The Supreme Fabulettes in Love, Rhythm and Tears
There were 230 people jammed into Madame JoJo’s in Soho to watch the Supreme Fabulettes perform their first ever full-length show. A trio of doo-wop, bouffant-bedecked glittery glam-girls in drag, Vicky Vivacious, Mary Mack, and Vanilla Lush sang and danced for an hour and a half covering all the bases from The Supremes to Adele. 230 felt like 300 in the close, tightly packed space, and just about everyone was dancing, clapping, or at least swaying.
Despite some minor technical gaffes and an interval that ran more than ten minutes over, the show, more musical review than musical comedy, was a high-energy romp that skirted the edge of camp nicely and, if sequins and Motown are your thing, you’re sure to enjoy these hard-working performers.

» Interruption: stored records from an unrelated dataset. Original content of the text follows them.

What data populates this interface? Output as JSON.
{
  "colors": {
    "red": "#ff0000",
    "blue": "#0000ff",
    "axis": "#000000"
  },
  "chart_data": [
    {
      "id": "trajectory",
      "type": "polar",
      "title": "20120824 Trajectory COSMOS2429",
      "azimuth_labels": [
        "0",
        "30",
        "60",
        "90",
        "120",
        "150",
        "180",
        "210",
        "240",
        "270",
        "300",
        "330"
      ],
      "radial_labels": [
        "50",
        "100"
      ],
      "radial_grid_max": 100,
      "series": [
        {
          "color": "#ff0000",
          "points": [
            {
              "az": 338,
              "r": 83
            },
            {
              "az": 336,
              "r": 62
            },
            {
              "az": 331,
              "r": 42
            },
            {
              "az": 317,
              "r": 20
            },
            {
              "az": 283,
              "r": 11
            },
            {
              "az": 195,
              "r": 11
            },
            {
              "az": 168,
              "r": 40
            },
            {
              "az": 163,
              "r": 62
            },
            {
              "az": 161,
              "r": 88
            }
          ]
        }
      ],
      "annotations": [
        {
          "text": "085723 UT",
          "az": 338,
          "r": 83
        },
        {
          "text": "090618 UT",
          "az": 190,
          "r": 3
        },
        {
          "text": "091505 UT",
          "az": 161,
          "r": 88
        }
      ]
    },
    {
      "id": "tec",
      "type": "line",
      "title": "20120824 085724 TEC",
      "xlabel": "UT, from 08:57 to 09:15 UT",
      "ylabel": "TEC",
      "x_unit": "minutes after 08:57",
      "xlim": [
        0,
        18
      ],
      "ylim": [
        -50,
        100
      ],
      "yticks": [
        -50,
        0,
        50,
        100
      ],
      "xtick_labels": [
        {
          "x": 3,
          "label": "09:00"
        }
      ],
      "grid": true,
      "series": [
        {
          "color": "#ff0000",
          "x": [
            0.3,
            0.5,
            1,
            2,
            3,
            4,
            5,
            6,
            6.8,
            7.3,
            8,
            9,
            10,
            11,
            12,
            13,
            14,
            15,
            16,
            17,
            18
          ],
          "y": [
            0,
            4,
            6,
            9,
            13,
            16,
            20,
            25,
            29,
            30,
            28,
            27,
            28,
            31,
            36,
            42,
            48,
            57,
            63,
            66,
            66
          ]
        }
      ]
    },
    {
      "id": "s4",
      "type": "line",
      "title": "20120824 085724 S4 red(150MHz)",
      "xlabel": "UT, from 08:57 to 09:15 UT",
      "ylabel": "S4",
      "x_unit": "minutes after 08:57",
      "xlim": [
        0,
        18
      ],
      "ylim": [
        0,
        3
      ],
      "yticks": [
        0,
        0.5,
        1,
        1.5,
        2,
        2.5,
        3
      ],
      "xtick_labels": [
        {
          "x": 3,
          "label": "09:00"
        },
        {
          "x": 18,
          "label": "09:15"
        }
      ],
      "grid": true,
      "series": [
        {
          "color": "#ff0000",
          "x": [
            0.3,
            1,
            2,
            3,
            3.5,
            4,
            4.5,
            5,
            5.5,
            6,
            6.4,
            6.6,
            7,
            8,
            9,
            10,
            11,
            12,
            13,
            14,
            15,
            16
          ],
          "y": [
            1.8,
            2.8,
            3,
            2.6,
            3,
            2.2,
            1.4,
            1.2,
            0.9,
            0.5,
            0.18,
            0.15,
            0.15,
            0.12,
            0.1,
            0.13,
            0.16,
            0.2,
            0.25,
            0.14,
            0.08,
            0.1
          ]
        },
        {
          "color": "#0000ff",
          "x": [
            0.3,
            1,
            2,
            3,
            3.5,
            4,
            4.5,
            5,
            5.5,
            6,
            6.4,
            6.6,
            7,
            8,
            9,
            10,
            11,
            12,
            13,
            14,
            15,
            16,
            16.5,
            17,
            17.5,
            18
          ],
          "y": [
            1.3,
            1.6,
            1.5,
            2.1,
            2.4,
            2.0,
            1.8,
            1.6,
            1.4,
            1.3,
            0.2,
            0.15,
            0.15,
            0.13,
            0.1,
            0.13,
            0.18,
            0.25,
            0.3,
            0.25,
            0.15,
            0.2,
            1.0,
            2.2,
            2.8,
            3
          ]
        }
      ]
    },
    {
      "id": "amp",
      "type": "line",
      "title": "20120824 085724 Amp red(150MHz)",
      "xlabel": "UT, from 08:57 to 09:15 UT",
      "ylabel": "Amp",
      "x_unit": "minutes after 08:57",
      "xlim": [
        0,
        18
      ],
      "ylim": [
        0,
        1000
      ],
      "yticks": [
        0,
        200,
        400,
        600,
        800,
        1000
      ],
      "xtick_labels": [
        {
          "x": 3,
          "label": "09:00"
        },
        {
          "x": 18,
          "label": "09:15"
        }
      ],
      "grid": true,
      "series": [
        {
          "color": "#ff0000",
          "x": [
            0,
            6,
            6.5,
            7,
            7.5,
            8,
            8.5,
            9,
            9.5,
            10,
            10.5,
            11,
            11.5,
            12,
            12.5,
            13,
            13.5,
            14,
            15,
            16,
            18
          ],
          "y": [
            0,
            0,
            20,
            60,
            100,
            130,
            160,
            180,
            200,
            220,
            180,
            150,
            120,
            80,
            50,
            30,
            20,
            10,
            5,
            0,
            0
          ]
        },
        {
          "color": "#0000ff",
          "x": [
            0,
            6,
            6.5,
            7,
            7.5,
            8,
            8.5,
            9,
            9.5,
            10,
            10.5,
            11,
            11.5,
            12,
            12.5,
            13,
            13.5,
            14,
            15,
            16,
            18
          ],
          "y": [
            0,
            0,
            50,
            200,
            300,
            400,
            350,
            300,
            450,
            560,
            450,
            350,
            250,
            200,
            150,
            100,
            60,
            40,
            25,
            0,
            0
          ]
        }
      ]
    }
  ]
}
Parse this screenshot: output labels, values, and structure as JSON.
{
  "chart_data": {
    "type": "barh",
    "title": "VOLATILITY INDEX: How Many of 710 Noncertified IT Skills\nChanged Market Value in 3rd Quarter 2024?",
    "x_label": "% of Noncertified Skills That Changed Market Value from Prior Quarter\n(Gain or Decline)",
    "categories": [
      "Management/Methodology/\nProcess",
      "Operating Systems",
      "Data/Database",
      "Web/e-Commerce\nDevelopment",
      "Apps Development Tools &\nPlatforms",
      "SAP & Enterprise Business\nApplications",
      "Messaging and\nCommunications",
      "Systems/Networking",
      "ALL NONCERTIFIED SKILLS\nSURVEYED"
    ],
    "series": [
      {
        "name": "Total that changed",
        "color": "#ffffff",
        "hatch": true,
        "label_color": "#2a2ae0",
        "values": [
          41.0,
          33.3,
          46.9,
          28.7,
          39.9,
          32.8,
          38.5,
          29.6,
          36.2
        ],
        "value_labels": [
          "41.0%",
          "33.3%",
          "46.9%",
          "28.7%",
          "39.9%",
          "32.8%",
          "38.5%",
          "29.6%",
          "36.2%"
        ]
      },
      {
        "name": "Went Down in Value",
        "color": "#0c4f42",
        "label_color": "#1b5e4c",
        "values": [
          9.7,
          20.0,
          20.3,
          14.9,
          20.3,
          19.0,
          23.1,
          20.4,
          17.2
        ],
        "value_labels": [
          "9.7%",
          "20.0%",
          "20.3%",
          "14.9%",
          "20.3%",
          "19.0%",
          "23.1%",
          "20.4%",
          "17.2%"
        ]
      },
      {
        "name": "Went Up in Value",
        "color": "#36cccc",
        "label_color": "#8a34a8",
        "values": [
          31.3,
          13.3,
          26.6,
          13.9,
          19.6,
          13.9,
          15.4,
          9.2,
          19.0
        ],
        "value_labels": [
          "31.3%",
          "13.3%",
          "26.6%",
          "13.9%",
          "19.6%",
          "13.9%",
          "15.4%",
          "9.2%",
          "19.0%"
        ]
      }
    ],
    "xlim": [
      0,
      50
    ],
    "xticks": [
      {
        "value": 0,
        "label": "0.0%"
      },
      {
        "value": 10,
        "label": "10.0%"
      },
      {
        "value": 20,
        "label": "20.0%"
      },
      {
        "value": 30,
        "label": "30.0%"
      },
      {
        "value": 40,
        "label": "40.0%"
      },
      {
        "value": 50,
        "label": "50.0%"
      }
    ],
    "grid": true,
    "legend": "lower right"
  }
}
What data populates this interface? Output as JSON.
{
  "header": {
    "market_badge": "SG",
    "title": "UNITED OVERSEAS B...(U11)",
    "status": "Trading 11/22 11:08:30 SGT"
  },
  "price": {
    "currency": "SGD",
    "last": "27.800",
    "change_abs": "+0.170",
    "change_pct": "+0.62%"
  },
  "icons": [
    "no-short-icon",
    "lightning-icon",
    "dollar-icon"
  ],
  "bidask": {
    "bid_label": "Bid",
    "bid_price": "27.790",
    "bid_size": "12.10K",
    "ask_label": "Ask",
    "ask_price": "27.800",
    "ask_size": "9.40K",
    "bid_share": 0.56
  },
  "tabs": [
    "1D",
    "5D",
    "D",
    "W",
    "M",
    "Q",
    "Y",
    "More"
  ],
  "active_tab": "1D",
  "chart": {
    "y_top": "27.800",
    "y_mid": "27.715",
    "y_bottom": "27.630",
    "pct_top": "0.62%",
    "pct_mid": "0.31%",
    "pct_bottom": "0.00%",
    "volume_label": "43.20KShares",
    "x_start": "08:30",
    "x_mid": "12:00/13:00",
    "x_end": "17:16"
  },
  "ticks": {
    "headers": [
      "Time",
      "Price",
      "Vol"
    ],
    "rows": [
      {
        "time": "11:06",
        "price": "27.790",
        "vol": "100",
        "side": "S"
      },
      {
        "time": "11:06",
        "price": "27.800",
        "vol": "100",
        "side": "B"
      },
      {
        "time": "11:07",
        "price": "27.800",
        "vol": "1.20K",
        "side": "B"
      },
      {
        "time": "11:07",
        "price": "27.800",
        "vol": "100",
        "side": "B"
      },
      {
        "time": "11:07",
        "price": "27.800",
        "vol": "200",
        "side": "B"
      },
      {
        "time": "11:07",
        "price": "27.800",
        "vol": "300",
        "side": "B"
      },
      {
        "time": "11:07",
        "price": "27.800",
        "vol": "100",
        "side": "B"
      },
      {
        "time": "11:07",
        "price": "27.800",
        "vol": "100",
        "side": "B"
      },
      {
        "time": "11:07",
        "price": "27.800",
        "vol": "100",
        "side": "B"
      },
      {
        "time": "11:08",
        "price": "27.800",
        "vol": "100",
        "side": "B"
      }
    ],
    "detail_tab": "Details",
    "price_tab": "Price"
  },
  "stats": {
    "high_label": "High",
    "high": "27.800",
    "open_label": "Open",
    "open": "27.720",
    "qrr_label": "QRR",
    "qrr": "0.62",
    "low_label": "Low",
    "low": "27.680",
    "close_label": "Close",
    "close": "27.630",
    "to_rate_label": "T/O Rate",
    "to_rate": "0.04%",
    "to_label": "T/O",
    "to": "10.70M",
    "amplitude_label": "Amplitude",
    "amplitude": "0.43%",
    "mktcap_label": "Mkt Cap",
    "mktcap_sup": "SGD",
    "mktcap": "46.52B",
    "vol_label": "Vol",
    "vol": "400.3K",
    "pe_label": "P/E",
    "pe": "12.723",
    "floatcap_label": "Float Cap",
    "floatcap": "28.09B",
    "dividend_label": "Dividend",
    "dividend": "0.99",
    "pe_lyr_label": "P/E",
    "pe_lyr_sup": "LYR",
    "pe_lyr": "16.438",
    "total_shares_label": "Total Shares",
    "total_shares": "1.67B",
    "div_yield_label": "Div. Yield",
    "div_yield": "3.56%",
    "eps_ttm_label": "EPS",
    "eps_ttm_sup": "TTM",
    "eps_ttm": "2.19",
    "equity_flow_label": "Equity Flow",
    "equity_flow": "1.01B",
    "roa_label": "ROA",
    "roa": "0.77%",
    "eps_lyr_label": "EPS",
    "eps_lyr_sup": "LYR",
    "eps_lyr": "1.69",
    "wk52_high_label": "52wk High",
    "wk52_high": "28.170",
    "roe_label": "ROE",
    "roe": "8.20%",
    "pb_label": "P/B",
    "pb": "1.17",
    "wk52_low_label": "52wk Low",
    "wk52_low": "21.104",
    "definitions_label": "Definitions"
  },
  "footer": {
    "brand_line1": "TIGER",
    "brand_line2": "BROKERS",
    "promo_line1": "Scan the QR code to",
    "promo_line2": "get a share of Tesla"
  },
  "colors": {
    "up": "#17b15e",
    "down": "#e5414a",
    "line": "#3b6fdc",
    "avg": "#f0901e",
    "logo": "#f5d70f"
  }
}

Madame JoJo’s sits in the heart of Soho, surrounded by edgy men’s pants shops, high-end boutique sushi houses and pulsing LGBT-themed nightclubs. Amongst the glam and bright neon it would be easy to walk past this unassuming cabaret. Inside, the shadows and maroon drapes transport you to another time of speak-easies, burlesque queens and big-band hits. The crowd was diverse, ranging from late-teens party-types to seventy-something, though there was a definite bias in favour of well-appointed gay men.
Love, Rhythm and Tears is a bit of fun. Not the sort of thing you’re going to leave and chew on over a few drinks while you work out the symbolism, but then just a few doors down there’s Jersey Boys for that. Although there’s little depth to the production and what scripted dialogue there is seems a bit stiff, the girls are talented and at their best when they engage with us in the improvised moment. For whatever it’s worth, we’ve had Stop in the Name of Love in our heads since we walked out of the theatre.